El reconocimiento mundial de la OMT
Hablamos de Rupit, un diminuto municipio medieval situado en la provincia de Barcelona que acaba de hacer historia. La prestigiosa Organización Mundial del Turismo lo ha distinguido oficialmente como uno de los pueblos más bonitos del mundo dentro de su exclusivo sello Best Tourism Villages.
(Sí, nosotros también estamos preparando ya la mochila para ir a comprobarlo). Este galardón no es un premio cualquiera, sino el reconocimiento definitivo a una conservación patrimonial impecable y a un turismo sostenible ejemplar.
Ubicado en pleno corazón del Espacio Natural Protegido de Collsacabra, este municipio cuenta con apenas unos cuantos cientos de habitantes fijos. Su origen se remonta nada menos que al año 1000, articulado en torno a un imponente castillo medieval que hoy vigila la villa.
La joya de la corona arquitectónica está en sus calles del Fossar y de la Iglesia. En estos lugares los antiguos propietarios grabaron sus nombres y fechas directamente en las fachadas de piedra durante el siglo XIV. Muchos edificios emblemáticos como la Notaría Soler, Can Sallent o la Herrería mantienen intacta esta fisonomía tradicional.

Una experiencia de vértigo y naturaleza salvaje
Cruzar al centro histórico ya es una aventura en sí misma. El acceso principal se realiza a través de su icónico puente colgante, construido en 1945 sobre el arroyo del pueblo, balanceando a los viajeros en una experiencia tan fotografiada como emocionante.
Pero el verdadero espectáculo visual se encuentra siguiendo la ruta de senderismo que sale del núcleo urbano. Este camino te guía de forma directa hasta el imponente salto de Sallent.
Se trata de la cascada más alta de Cataluña, un brutal abismo vertical con una caída libre de aproximadamente 100 metros de altura. Las vistas desde sus miradores son capaces de cortar el aliento a cualquiera.

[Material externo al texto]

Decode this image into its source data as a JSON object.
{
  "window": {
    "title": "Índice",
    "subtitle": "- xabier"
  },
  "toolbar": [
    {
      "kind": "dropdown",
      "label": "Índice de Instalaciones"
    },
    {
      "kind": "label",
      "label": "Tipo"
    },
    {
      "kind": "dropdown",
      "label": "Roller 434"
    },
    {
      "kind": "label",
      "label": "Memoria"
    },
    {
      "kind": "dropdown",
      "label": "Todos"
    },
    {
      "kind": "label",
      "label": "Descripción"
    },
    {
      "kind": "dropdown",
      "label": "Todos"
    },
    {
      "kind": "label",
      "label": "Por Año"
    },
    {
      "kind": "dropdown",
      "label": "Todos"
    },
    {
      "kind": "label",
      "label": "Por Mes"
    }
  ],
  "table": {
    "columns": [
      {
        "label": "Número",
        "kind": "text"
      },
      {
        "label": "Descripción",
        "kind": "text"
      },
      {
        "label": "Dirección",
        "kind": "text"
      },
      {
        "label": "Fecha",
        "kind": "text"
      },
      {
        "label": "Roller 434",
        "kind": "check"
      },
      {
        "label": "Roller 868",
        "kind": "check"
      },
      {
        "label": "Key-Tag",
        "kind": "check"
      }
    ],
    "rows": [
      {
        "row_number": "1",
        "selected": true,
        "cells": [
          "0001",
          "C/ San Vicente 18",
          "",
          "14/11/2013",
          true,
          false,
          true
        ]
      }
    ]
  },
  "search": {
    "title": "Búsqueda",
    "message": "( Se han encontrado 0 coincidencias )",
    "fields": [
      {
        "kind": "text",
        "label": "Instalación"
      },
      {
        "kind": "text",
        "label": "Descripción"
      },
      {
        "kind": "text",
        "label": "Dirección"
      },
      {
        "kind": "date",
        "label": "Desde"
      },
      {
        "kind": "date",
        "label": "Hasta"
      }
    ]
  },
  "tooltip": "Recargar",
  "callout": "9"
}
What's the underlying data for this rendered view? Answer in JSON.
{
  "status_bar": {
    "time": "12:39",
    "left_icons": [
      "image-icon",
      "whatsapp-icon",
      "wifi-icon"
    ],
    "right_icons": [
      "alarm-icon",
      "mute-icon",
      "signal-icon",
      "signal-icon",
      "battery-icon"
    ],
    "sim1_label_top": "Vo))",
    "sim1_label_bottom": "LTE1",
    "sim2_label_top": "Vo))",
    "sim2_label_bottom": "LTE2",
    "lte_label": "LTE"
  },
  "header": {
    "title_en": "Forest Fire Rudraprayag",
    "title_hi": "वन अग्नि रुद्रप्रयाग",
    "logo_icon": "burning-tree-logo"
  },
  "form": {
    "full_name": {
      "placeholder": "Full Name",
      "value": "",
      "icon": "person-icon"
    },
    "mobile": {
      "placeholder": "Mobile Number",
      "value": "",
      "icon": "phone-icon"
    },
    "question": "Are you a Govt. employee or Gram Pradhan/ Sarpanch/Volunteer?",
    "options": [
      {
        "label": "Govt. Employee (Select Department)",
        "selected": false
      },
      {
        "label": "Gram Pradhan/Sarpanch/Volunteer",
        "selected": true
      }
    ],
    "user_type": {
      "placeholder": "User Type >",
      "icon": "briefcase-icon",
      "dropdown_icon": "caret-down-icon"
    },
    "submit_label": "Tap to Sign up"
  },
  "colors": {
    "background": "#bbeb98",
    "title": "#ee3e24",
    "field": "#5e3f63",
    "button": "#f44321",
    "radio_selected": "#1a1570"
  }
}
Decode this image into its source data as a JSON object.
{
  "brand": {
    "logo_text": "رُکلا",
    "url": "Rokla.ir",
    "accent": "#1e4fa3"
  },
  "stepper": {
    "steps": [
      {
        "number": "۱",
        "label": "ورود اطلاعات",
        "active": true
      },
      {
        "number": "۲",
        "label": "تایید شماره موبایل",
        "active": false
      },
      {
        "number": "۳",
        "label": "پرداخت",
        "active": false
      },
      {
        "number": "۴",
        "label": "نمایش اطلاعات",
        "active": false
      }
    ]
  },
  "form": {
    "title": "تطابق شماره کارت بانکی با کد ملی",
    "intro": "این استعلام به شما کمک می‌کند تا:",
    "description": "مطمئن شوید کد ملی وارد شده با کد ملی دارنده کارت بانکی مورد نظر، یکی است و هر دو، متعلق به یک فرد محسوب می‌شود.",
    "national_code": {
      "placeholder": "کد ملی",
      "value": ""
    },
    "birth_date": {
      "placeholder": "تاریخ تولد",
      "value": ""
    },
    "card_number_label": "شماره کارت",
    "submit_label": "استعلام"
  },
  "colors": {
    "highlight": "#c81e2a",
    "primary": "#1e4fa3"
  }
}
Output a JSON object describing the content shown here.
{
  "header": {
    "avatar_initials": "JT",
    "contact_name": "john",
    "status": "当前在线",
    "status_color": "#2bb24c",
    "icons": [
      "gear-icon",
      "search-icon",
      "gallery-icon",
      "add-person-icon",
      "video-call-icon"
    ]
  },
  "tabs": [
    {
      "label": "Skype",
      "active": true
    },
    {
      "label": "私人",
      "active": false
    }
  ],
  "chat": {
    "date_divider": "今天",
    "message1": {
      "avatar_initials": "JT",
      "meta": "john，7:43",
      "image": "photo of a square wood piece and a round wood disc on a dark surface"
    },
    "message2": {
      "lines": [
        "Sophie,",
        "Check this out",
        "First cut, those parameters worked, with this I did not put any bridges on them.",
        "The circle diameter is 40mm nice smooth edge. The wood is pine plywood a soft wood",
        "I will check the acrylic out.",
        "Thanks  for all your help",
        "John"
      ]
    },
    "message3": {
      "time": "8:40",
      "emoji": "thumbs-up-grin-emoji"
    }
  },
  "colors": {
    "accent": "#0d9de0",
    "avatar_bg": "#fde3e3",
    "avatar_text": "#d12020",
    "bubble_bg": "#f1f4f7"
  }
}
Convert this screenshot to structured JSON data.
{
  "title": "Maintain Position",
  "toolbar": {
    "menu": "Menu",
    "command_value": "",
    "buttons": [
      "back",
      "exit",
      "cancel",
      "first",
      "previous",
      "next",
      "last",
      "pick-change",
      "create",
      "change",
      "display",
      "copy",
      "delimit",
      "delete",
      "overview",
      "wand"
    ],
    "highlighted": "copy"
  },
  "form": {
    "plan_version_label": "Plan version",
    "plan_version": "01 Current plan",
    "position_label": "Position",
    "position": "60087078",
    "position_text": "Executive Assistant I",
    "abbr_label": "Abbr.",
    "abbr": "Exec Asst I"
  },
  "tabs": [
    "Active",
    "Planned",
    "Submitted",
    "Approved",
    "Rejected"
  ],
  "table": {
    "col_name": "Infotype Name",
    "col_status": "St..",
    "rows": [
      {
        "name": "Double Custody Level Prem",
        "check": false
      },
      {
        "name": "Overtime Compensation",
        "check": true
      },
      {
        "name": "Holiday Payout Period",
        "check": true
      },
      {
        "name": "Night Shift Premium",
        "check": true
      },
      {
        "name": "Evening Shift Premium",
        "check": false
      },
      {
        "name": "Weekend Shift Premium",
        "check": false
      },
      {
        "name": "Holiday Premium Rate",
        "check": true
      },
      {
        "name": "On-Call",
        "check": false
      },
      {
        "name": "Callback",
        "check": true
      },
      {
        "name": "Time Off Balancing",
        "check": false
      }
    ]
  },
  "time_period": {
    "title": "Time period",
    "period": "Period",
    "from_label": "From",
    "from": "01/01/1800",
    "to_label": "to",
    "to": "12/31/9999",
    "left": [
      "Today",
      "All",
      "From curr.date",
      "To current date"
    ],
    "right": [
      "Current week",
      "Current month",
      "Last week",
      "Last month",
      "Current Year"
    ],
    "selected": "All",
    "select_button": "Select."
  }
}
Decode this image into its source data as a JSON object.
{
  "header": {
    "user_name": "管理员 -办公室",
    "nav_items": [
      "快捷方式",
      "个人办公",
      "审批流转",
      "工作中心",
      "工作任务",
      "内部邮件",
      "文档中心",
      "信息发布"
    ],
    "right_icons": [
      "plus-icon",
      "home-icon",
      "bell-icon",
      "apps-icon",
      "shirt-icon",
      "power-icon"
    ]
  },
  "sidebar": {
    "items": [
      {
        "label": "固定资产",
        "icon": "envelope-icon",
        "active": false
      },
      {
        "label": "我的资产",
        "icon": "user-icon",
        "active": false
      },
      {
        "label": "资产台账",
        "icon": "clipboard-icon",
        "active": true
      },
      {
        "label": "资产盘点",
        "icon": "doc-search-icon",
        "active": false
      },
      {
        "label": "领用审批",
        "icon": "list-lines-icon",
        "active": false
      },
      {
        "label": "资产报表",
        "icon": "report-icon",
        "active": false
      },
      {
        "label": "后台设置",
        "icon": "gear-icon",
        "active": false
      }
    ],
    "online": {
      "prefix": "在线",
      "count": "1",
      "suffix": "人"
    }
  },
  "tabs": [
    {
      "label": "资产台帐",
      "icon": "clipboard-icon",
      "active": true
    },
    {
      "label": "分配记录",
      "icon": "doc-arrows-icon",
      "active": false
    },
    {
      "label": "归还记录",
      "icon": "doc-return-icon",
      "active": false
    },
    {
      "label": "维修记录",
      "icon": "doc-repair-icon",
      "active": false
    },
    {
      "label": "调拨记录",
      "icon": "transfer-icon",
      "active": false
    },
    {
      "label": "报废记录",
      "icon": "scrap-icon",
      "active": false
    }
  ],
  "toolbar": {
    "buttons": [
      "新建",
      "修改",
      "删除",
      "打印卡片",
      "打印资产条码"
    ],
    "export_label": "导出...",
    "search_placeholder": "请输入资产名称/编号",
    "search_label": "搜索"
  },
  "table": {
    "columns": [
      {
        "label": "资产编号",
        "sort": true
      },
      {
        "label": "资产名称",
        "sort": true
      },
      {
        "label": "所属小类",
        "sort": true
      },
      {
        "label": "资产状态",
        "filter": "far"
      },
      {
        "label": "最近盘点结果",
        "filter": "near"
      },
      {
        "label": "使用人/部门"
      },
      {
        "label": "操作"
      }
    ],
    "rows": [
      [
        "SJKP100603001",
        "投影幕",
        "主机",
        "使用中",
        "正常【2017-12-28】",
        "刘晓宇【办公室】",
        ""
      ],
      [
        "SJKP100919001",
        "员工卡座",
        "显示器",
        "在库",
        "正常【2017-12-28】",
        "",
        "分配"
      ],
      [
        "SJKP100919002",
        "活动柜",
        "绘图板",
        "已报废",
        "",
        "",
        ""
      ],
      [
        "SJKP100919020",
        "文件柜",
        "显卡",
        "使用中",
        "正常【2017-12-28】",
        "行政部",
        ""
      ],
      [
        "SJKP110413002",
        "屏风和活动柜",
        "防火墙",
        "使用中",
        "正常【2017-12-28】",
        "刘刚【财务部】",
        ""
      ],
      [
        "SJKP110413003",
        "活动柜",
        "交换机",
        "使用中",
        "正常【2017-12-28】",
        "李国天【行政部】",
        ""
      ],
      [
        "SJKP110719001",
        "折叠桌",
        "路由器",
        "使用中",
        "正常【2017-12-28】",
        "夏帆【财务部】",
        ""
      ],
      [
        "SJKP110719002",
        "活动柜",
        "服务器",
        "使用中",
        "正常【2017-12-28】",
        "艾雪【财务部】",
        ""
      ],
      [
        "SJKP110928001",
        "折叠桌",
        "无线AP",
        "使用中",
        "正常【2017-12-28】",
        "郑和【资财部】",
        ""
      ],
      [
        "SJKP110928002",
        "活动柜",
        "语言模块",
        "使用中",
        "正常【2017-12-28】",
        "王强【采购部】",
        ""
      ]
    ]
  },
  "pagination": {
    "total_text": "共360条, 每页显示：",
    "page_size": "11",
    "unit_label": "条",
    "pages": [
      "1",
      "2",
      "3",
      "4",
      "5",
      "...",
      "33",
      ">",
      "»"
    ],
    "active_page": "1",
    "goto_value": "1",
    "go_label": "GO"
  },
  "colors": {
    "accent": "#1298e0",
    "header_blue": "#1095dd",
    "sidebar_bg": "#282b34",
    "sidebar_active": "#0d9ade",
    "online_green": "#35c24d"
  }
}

Para los amantes del patrimonio, la caminata tiene paradas obligatorias como la iglesia de San Miguel Arcángel, de un elegante estilo barroco, o la joya del románico del siglo XI, San Juan de Fábregas, situada a los alrededores. Tampoco se puede pasar por alto la iglesia de Santa Magdalena, asentada de forma casi imposible sobre una gran roca en un meandro del arroyo.
El sabor de la tradición en el plato
¿Sabías que la gastronomía de la comarca de Osona es famosa por reconfortar el cuerpo y el alma? Después de una jornada de caminata por los senderos locales, los restaurantes del pueblo ofrecen un festival para el paladar.
Es el momento de disfrutar de auténticos platos de cuchara como las tradicionales escudellas, habas guisadas y contundentes guisos de carne de caza cocinados a fuego lento. Toda una oferta ligada a los mejores productos de la comarca.
Aunque el pueblo recibe visitantes durante todo el año, la primavera y el otoño son las estaciones clave. Es cuando los bosques estallan en colores y el caudal de las cascadas muestra su versión más salvaje y fotogénica. Para los más activos, la zona cuenta con un gran abanico de rutas gestionadas por el Centro BTT Vall de Sau-Collsacabra.
Ten cuidado si planeas visitarlo durante los meses más fríos del invierno: el pueblo se transforma por completo para celebrar su famosísimo pesebre viviente, un evento que atrae a multitud de curiosos cada año.
Las plazas de aparcamiento en el entorno de este núcleo histórico son limitadas y suelen completarse a primeras horas de la mañana durante los días festivos. Si quieres evitar complicaciones de última hora, planifica tu salida temprano.
Hacer una escapada a Rupit no es solo hacer turismo, es realizar un viaje directo en el tiempo. ¿A qué esperas para organizar tu ruta hacia el interior de Cataluña?